ドライヤーを手に取り、すぐに髪を乾かし始めた。
「きもちいいー」
間延びした声を漏らす美羽にくすりと笑みを落とし、手を動かし続ける。
もう乾かすのに慣れきっており、美羽もアドバイスする事はなく、されるがままだ。
すぐに乾かし終え、髪の手入れに移る。
こちらも普段と変わらないのだが、暫く続けていると美羽の体が左右に揺れだした。
「美羽。左右に揺れるとやりにくいから」
「んー、ゆれて、ないよぉ……」
ドライヤーの時とは違い、美羽の声が明らかに舌足らずだ。
しかも本人からすると、ジッと待っているつもりらしい。
明らかに睡魔に襲われている恋人にはあえて何も言わず、手入れを続ける。
「んぅ……」
ちょうど手入れを終えた所で限界が来たのか、美羽が悠斗へと凭れ掛かってきた。
予想通りの姿に、慌てる事なく美羽を優しく抱き留める。
顔を覗き込むと、長い睫毛ははしばみ色の瞳を隠し、血色の良い唇は気持ちよさそうに緩んでいた。
「……ま、そりゃそうだよな」
普段あまり体を動かさない美羽が、あれだけはしゃいだのだ。
風呂上がりで体温が上がった所に髪を手入れされ、眠気に逆らえなくなったのだろう。
華奢な腰と膝裏に腕を回し、お姫様抱っこの体勢で美羽を布団へと運ぶ。
「……ぅ」
「よいしょっと」
出来るだけ起こさないように、慎重に運んだからか、美羽は多少呻くだけで目を覚まさなかった。
寝かしつける為にやんわりと頭を撫でれば、嬉しそうに表情を緩める。
何度見ても飽きない、無垢な子供のような姿に、悠斗の唇が弧を描いた。
「また今度な、美羽」
約束していたものの、気持ち良さそうに寝ている恋人に手を出すつもりはない。
それに、時間は一杯あるのだ。
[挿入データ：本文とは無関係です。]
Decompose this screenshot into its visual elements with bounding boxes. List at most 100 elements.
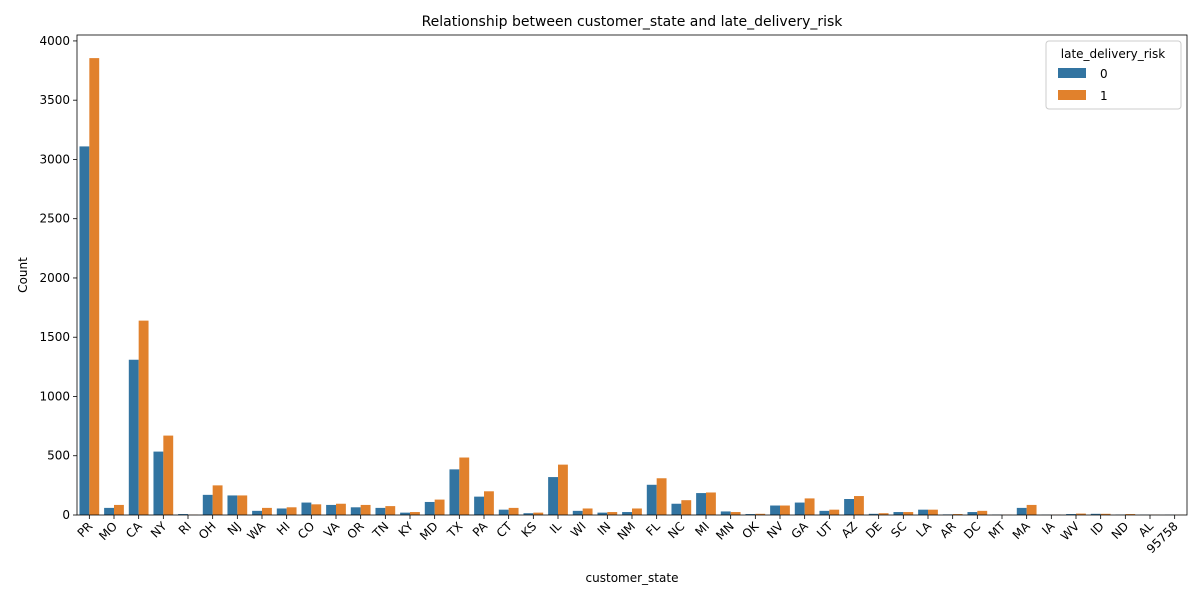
bar-FL-series-0 <box>646 484 657 515</box>
bar-GA-series-1 <box>804 498 815 515</box>
bar-NC-series-1 <box>681 500 692 515</box>
bar-CO-series-0 <box>301 502 312 515</box>
x-tick-label-IA: IA <box>1039 519 1058 538</box>
x-tick-label-MN: MN <box>713 519 737 543</box>
bar-MA-series-0 <box>1016 507 1027 515</box>
bar-MO-series-1 <box>114 504 124 515</box>
bar-TN-series-0 <box>375 507 386 515</box>
bar-HI-series-1 <box>286 507 297 515</box>
bar-DC-series-0 <box>967 512 978 515</box>
x-tick-label-HI: HI <box>274 519 293 538</box>
bar-OH-series-0 <box>202 494 213 515</box>
bar-RI-series-0 <box>178 514 188 515</box>
bar-DE-series-0 <box>868 513 879 515</box>
x-tick-label-NC: NC <box>665 519 687 541</box>
bar-WV-series-1 <box>1076 513 1086 515</box>
bar-ID-series-1 <box>1100 513 1111 515</box>
x-tick-label-SC: SC <box>888 519 909 540</box>
bar-WI-series-0 <box>572 510 583 515</box>
bar-PR-series-1 <box>89 58 100 516</box>
legend-title: late_delivery_risk <box>1061 47 1165 61</box>
x-tick-label-MT: MT <box>986 519 1009 542</box>
x-tick-label-CA: CA <box>123 519 145 541</box>
bar-CA-series-0 <box>128 359 139 515</box>
x-tick-label-ND: ND <box>1109 519 1132 542</box>
bar-MA-series-1 <box>1026 504 1037 515</box>
bar-WA-series-0 <box>252 510 262 515</box>
y-tick-label: 2500 <box>39 212 70 226</box>
bar-OK-series-0 <box>745 514 756 515</box>
bar-ND-series-1 <box>1125 514 1136 515</box>
x-tick-label-TX: TX <box>444 519 466 541</box>
y-axis-label: Count <box>16 257 30 293</box>
bar-PR-series-0 <box>79 146 90 515</box>
bar-AZ-series-1 <box>854 496 864 515</box>
bar-NM-series-0 <box>622 512 632 515</box>
legend-label-1: 1 <box>1100 89 1108 103</box>
bar-VA-series-0 <box>326 504 336 515</box>
x-tick-label-WA: WA <box>244 519 268 543</box>
bar-VA-series-1 <box>336 503 346 515</box>
bar-DE-series-1 <box>878 513 889 515</box>
x-tick-label-MD: MD <box>417 519 441 543</box>
x-tick-label-KY: KY <box>396 519 417 540</box>
bar-DC-series-1 <box>977 510 988 515</box>
x-tick-label-CO: CO <box>295 519 318 542</box>
x-tick-label-IL: IL <box>547 519 564 536</box>
legend-swatch-1 <box>1058 90 1086 100</box>
bar-AZ-series-0 <box>844 499 854 515</box>
bar-UT-series-0 <box>819 510 830 515</box>
bar-NM-series-1 <box>632 508 642 515</box>
bar-WV-series-0 <box>1066 514 1076 515</box>
bar-TN-series-1 <box>385 506 396 515</box>
bar-WI-series-1 <box>582 508 593 515</box>
x-tick-label-MA: MA <box>1010 519 1034 543</box>
bar-MN-series-0 <box>720 511 731 515</box>
x-tick-label-DE: DE <box>863 519 885 541</box>
x-tick-label-NJ: NJ <box>225 519 244 538</box>
bar-NV-series-1 <box>780 505 790 515</box>
bar-IN-series-0 <box>597 512 608 515</box>
bar-TX-series-1 <box>459 457 470 515</box>
x-tick-label-WI: WI <box>568 519 589 540</box>
x-tick-label-LA: LA <box>913 519 934 540</box>
bar-PA-series-1 <box>484 491 494 515</box>
bar-KY-series-1 <box>410 512 420 515</box>
x-tick-label-AR: AR <box>937 519 959 541</box>
bar-LA-series-1 <box>928 509 938 515</box>
x-axis: PR MO CA NY RI OH NJ WA HI CO VA OR TN KY MD TX PA CT KS IL… <box>75 515 1181 556</box>
bar-ID-series-0 <box>1090 513 1101 515</box>
y-tick-label: 500 <box>47 449 70 463</box>
bar-CO-series-1 <box>311 504 322 515</box>
legend-swatch-0 <box>1058 68 1086 78</box>
bar-OR-series-0 <box>350 507 361 515</box>
legend-label-0: 0 <box>1100 67 1108 81</box>
bar-IL-series-0 <box>548 477 558 515</box>
x-tick-label-FL: FL <box>643 519 663 539</box>
x-tick-label-DC: DC <box>961 519 983 541</box>
plot-area <box>79 58 1185 516</box>
legend: late_delivery_risk 0 1 <box>1045 40 1182 110</box>
bar-KS-series-1 <box>533 512 544 515</box>
y-tick-label: 0 <box>62 508 70 522</box>
x-tick-label-OR: OR <box>344 519 366 541</box>
x-tick-label-NV: NV <box>764 519 787 542</box>
y-tick-label: 1000 <box>39 389 70 403</box>
x-tick-label-TN: TN <box>369 519 391 541</box>
x-tick-label-RI: RI <box>176 519 194 537</box>
bar-MD-series-0 <box>424 501 435 515</box>
bar-SC-series-0 <box>893 512 904 515</box>
bar-TX-series-0 <box>449 469 460 515</box>
bar-OH-series-1 <box>212 485 223 515</box>
bar-NY-series-1 <box>163 435 174 515</box>
x-tick-label-MO: MO <box>96 519 120 543</box>
bar-CA-series-1 <box>138 320 149 515</box>
x-tick-label-NM: NM <box>615 519 639 543</box>
x-tick-label-ID: ID <box>1088 519 1107 538</box>
x-tick-label-OH: OH <box>196 519 219 542</box>
bar-IN-series-1 <box>607 512 618 515</box>
bar-MD-series-1 <box>434 499 445 515</box>
bar-CT-series-1 <box>508 507 519 515</box>
bar-OK-series-1 <box>755 513 766 515</box>
bar-MI-series-1 <box>706 492 716 515</box>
ここで焦る必要もない。
電気を消し、美羽を起こさないように布団へと滑り込む。
「ゆ、くん……」
寝ていても悠斗が分かるのか、美羽が胸に顔を埋めてきた。
それほどまでに悠斗を求めているのが分かり、胸が暖かくなる。
僅かに抱き締めれば、シャボンとミルクの合わさった極上の匂いが悠斗を満たした。
「……俺も眠くなってきたな」
風呂上がりの美羽は体温が高いものの、ブランケットのみなので暑苦しくはない。
むしろ、ちょうどいい温もりが悠斗を眠りへと誘う。
真夏であっても離れないと、もう少しだけ腕の力を強めた。
「おやすみ、美羽」
夏休みの間はずっと一緒に寝ており、悠斗の胸は幸福感に満たされ続けている。
これから先も飽きる事などないと確信しつつ、悠斗も睡魔に身を委ねるのだった。